When chat apps or other websites critical to getting a day’s work done experience an outage, panic sets in. Today, some teams were feeling the stress when Slack briefly had connectivity issues, and its API requests were responding with errors, making it behave slowly.
Ironically, some users were not even able to access Slack’s status page to learn what was happening with it. But, for those who could read it, this is the message they were given:
“Slack’s web servers are being overwhelmed at the moment and we’re working to restore full capacity and get everyone back to using Slack. API requests may respond in error and chat may behave quite slowly in the meantime.”
According to Greg Brail, chief architect at Apigee, an API-management platform, if Slack were having capacity problems, that could mean multiple things. Possible issues could be a database is overloaded, or it may just mean there is a bottleneck in its technology stack.
(Related: Why you should keep your ear to ChatOps)
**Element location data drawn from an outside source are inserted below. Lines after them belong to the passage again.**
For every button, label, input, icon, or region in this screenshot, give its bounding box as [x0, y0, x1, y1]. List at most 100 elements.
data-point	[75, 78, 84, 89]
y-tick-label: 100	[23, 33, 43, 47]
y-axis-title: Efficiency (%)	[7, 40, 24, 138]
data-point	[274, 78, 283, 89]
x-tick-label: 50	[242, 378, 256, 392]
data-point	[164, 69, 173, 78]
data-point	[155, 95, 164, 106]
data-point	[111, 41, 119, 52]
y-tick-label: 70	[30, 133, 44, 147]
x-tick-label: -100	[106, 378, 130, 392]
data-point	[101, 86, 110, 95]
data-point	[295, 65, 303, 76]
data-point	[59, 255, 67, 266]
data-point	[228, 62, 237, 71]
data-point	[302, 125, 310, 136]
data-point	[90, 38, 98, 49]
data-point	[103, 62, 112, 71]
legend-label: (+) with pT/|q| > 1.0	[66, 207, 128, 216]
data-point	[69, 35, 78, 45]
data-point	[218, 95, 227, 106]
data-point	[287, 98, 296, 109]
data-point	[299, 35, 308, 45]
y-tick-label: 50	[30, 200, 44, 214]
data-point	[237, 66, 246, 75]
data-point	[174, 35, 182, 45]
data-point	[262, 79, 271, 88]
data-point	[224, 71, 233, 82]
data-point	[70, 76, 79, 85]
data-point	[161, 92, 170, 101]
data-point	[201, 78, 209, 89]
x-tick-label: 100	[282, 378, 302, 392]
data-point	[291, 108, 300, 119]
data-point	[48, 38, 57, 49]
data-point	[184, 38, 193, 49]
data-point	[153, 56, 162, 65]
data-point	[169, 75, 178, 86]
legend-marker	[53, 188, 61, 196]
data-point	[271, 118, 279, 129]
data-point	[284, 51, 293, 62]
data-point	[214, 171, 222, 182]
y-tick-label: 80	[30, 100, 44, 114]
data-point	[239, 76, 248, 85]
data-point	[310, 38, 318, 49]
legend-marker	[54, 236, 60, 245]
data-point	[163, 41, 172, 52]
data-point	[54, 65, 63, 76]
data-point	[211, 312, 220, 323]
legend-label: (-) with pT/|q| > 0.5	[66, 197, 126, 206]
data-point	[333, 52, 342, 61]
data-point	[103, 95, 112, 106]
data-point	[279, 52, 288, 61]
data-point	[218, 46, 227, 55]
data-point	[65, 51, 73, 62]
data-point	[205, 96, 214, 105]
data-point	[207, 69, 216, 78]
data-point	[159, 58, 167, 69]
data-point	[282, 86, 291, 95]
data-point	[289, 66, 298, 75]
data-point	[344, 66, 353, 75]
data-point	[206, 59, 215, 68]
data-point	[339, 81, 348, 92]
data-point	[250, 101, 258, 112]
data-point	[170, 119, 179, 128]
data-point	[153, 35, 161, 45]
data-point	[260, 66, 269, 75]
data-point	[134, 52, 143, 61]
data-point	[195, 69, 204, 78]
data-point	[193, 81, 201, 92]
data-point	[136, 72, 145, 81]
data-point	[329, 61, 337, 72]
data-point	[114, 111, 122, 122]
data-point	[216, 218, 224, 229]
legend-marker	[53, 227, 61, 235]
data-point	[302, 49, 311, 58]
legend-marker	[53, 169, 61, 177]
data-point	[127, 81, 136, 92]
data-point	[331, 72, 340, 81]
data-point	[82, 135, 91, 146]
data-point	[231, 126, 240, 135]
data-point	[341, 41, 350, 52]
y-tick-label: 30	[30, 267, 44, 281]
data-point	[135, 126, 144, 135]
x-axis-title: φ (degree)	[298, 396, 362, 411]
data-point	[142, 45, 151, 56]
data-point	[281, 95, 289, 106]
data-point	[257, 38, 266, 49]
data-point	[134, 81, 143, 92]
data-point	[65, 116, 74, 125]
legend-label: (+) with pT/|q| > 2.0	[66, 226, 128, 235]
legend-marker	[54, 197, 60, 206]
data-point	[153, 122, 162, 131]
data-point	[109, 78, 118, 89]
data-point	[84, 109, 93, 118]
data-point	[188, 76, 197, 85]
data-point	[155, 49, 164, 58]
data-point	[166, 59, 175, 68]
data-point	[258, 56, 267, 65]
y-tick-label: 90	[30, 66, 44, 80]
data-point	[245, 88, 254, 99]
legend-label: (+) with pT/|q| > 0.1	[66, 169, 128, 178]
“The thing about the Internet is there is no in-house load testing environment that is going to simulate exactly what happens on the Internet, so all of these companies have to learn the hard why that getting something to run reliably at scale on the Internet is hard work,” said Brail.
Since Slack has an API that is used by third-party apps, that means it’s important to have visibility into what’s going on, especially when a capacity problem breaks out. Brail said that when this happens, teams need to ask themselves what actually caused this problem.
“It’s important that you have visibility into which app, which developer, which version of the app, which platform is driving the traffic,” he said. “One of the questions you can ask yourself [is] what changed? Is it just that my business has changed? Or has some app [had] a new version pushed out, and maybe that new version of the app is causing the problem?”
Even though the public doesn’t know exactly what went wrong under the hood, it shines a light on the fact that businesses rely on APIS, and when there are issues (even briefly), they could have a huge impact on users, according to Brail.
For other companies that want to make sure they can handle the API traffic, he said having an API-management platform in place allows teams to understand the traffic per application and how to control it.
“Everybody makes mistakes and has problems scaling, and anyone that thinks they are immune is not running a high-volume service on the Internet,” said Brail. “But what we learned from the world of API management is that you need to have a mechanism in place so you have visibility into which applications are using the API, and how much volume is coming in.”
And, it helps to have a status page that is not hosted on the same place as your web server.